Beautifully written, The Fortune Hunter is rich in historical detail and paints a picture of a bygone era. The parallels between Princess Diana of England and Empress Elizabeth are obvious; both were totally unprepared for the constraints of royal life and hounded by a public unable to get enough of news about them. Even though Elizabeth hated the attention and refused to be photographed after around the age of thirty, she was obsessed with her appearance. Her beauty rituals are bizarre in the extreme. Charlotte, on the other hand, is not a beauty but makes up for the lack in spirit and charm. Unlike most young women of her social standing, Charlotte is an accomplished photographer and is not particularly interested in marriage. Until she meets Bay, that is.
The Fortune Hunter has exciting descriptions of foxhunting and steeplechasing. Even though I deplore foxhunting and blood sport in general, I found both engrossing. One gets a clear sense of the danger involved in galloping and jumping a horse over rough terrain and the skills required. At times, Goodwin's dialogue among the rich and leisured is hilarious. The British upper crust had entirely too much time on their hands, wasting whatever talents they might have had in useless pursuits and meaningless gossip.
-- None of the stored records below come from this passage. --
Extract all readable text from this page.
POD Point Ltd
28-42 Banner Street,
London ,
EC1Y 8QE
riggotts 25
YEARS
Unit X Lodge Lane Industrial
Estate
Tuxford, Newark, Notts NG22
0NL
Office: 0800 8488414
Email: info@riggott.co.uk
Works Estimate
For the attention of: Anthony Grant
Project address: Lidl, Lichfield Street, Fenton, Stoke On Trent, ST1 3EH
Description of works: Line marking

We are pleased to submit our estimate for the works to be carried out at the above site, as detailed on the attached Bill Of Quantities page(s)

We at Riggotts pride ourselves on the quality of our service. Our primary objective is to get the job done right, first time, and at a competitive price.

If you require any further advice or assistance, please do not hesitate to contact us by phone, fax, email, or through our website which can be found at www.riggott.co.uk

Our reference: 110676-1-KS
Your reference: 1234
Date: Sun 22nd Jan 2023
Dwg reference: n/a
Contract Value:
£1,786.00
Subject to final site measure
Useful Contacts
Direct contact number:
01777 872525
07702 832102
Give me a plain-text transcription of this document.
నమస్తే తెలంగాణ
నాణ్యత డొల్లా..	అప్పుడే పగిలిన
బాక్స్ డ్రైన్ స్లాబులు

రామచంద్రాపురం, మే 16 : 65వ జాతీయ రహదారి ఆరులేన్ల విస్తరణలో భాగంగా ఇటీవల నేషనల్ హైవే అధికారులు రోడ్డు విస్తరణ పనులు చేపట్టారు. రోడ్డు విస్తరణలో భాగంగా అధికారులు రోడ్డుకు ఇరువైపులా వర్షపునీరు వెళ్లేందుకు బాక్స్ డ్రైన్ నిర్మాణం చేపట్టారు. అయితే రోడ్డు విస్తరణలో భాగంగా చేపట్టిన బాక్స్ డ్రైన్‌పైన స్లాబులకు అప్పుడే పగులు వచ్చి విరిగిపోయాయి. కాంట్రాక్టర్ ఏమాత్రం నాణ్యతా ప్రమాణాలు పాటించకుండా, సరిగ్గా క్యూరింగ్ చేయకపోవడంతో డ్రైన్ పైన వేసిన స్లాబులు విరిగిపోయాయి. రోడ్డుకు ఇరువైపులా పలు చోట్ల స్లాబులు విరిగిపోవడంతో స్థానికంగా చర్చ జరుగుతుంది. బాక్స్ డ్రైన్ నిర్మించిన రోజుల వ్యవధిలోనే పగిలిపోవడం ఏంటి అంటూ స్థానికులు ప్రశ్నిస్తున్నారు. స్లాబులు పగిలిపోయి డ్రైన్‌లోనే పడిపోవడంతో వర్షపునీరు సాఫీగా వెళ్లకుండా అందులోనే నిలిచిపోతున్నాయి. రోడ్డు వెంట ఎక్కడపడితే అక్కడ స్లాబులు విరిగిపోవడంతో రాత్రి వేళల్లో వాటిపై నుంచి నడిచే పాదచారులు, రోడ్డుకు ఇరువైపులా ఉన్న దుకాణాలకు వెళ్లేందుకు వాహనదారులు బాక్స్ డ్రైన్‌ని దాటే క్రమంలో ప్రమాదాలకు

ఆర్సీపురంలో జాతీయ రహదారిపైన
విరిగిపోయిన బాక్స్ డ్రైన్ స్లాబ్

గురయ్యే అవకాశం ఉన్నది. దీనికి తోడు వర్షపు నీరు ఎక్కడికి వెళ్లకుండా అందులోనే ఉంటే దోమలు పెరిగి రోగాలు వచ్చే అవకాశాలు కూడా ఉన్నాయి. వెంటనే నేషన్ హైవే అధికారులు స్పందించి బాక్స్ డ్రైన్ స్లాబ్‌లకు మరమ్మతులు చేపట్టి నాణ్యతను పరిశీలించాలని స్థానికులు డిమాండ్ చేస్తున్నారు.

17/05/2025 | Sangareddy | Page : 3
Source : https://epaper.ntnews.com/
Goodwin's portrayal of her three main characters in this love triangle is mostly sympathetic but I'm afraid I couldn't connect with Elizabeth or Bay. She was a shallow, selfish, manipulative creature, and Bay was a womanizer whose true love appeared to be his horse, Tipsy. I can't help but feel that Charlotte deserved better. As much as I enjoyed the book I was not enchanted by either Bay or Elizabeth, so that colored my overall opinion. I still have to give it a solid four stars and recommend it to anyone who enjoys well researched and written historical fiction.